Quantized LoRA (QLoRA)
QLoRA enables memory-efficient fine-tuning by quantizing the frozen base model weights while training LoRA adapters in higher precision. Surogate supports two modes:
- Online QLoRA: Weights are quantized on-the-fly at startup from a standard BF16/FP16 checkpoint.
- Pre-quantized models: Load a model that is already quantized (e.g., from HuggingFace Hub). Supported formats are Fine-Grained FP8 (compatible with NVIDIA ModelOpt FP8 exports), ModelOpt NVFP4 (two-level FP8+FP32 block scaling), and MXFP4 (microscaling FP4, GPT-OSS models). Pre-quantized models skip the quantization step at startup and load directly into the quantized format.
Surogate supports three online QLoRA quantization formats:
| Aspect | FP8 QLoRA | FP4 QLoRA | NF4 QLoRA (BitsAndBytes) |
|---|---|---|---|
| Format | E4M3 (fwd), E5M2 (bwd) | E2M1 (both) | NF4 (4-bit normal float) |
| Scaling | Per-tensor delayed | Two-level block (FP8 + FP32) | Per-block absmax (+ double quant) |
| GPU Requirement | SM89+ (Ada, Hopper, Blackwell) | SM100+ (Blackwell only) | Any CUDA GPU |
| Memory Compression | ~50% vs FP16 | ~75% vs FP16 | ~75% vs FP16 |
Pre-Quantized Models
When a HuggingFace model already ships with pre-quantized weights (e.g., a ModelOpt-quantized checkpoint), Surogate can load the quantized tensors directly from the safetensors files without running an online quantization pass at startup.
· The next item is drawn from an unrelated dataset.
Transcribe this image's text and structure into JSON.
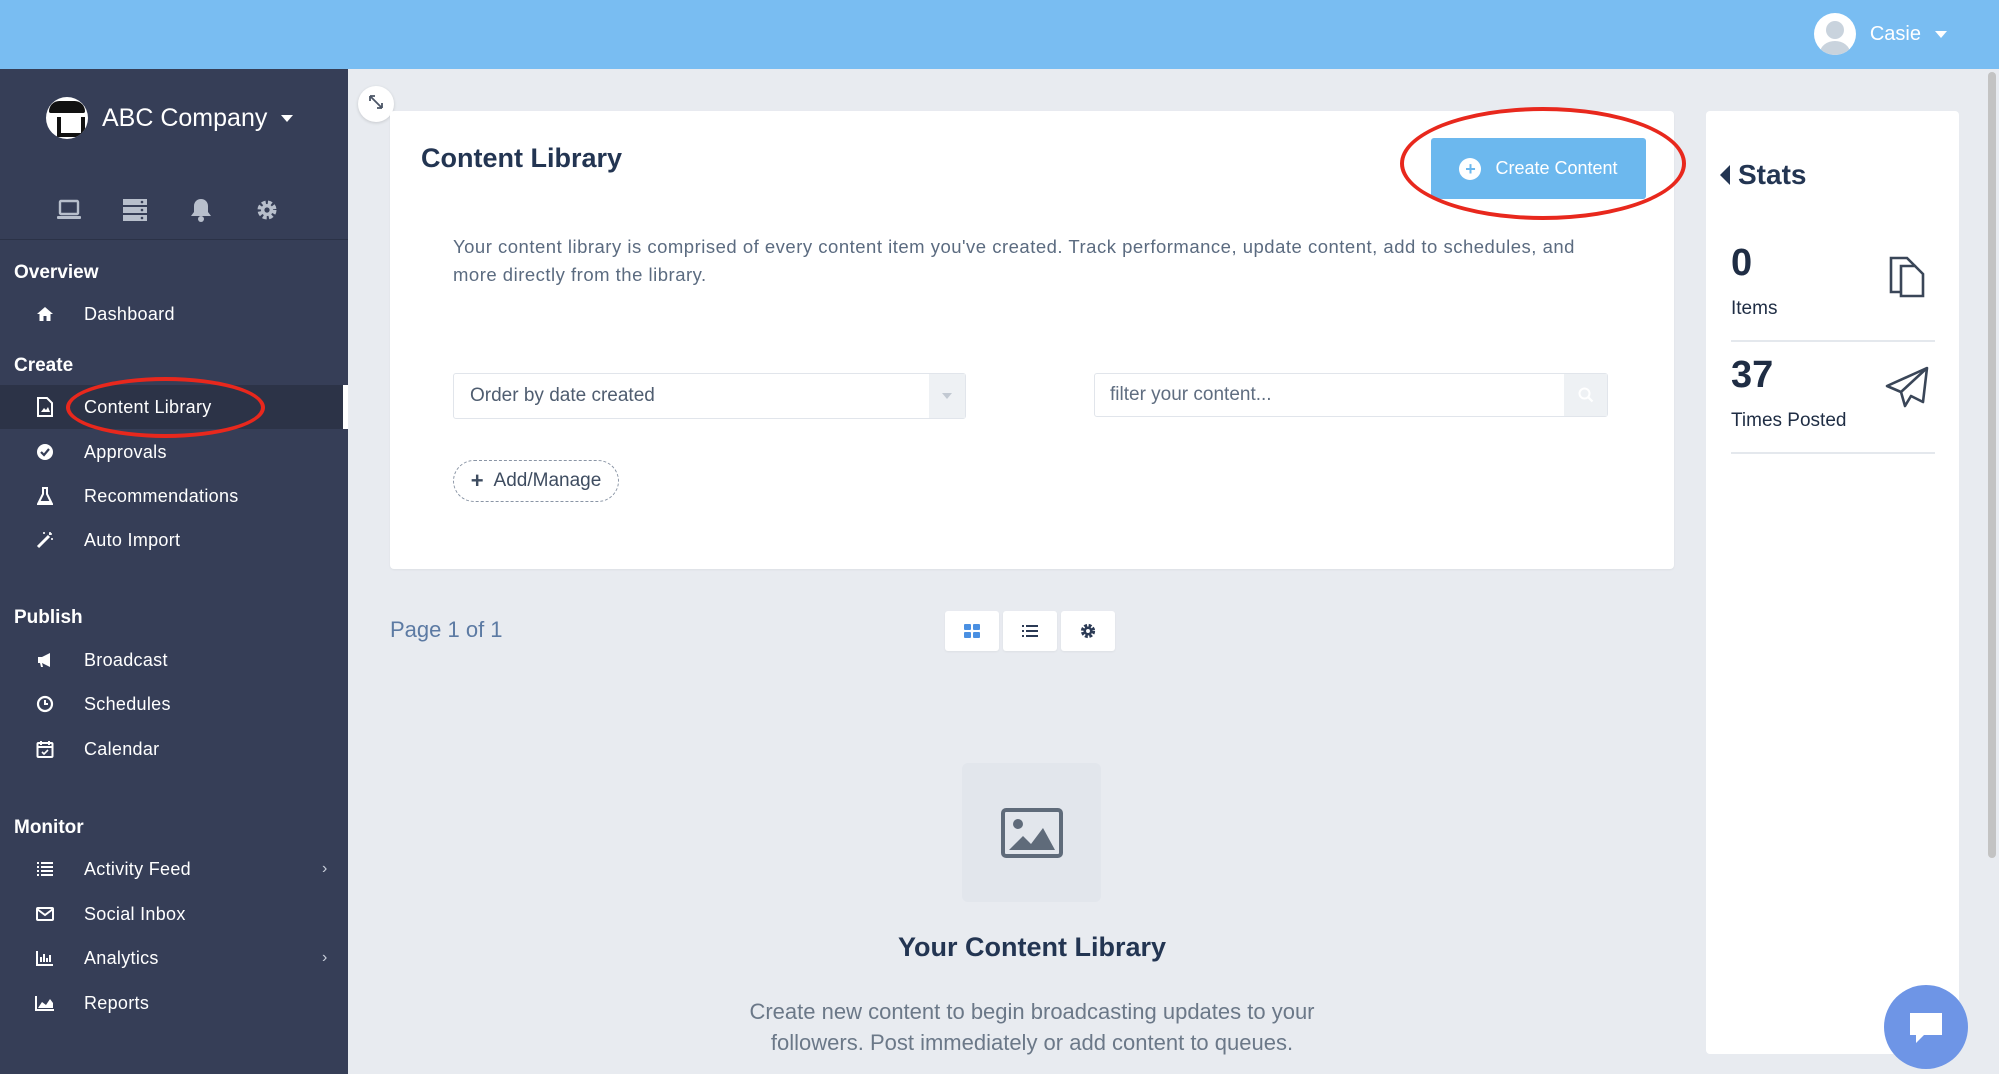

This saves significant startup time for large models and ensures the training run uses exactly the same quantized representation as the published checkpoint.
Supported Formats
| Format | HF quant_method | Data dtype | Scale dtype | Notes |
|---|---|---|---|---|
| Fine-Grained FP8 | fp8 | FP8 E4M3 | FP32 (inverse scale) | Per-block 2D tile scaling |
| ModelOpt NVFP4 | modelopt / NVFP4 | FP4 E2M1 | FP8 block + FP32 global | Two-level scaling (FP8 + FP32) |
| MXFP4 | mxfp4 | FP4 E2M1 | FP8 per-block | GPT-OSS models only; uses _blocks/_scales tensor naming |
How It Works
Surogate inspects the model's quantization_config in its HuggingFace config.json at startup to detect the pre-quantized format automatically — no extra config keys are needed.
HuggingFace tensor naming:
| Format | Data tensor | Block scale tensor | Global scale tensor |
|---|---|---|---|
| Fine-Grained FP8 | {name}.weight | {name}.weight_scale_inv | — |
| ModelOpt NVFP4 | {name}.weight | {name}.weight_scale | {name}.weight_scale_2 |
| MXFP4 | {base}_blocks | {base}_scales | — |
MXFP4 uses a different base name convention — there is no .weight suffix; instead, the packed FP4 data is stored as {base}_blocks and the FP8 scales as {base}_scales.
For all formats, layers listed in the model's modules_to_not_convert (typically the embedding and LM head) are loaded at full BF16 precision.
Fused weight tensors (e.g., gate_up_proj) that are stored as separate components in the pre-quantized checkpoint are loaded, dequantized, fused, and re-quantized automatically.
Constraints
- Requires
lora: true— base weights are frozen; only LoRA adapters are trained. - Mutually exclusive with online QLoRA —
qlora_fp8,qlora_fp4, andqlora_bnbmust all befalse. - No adapter merging —
adapter_pathis not supported because there is no BF16 intermediate.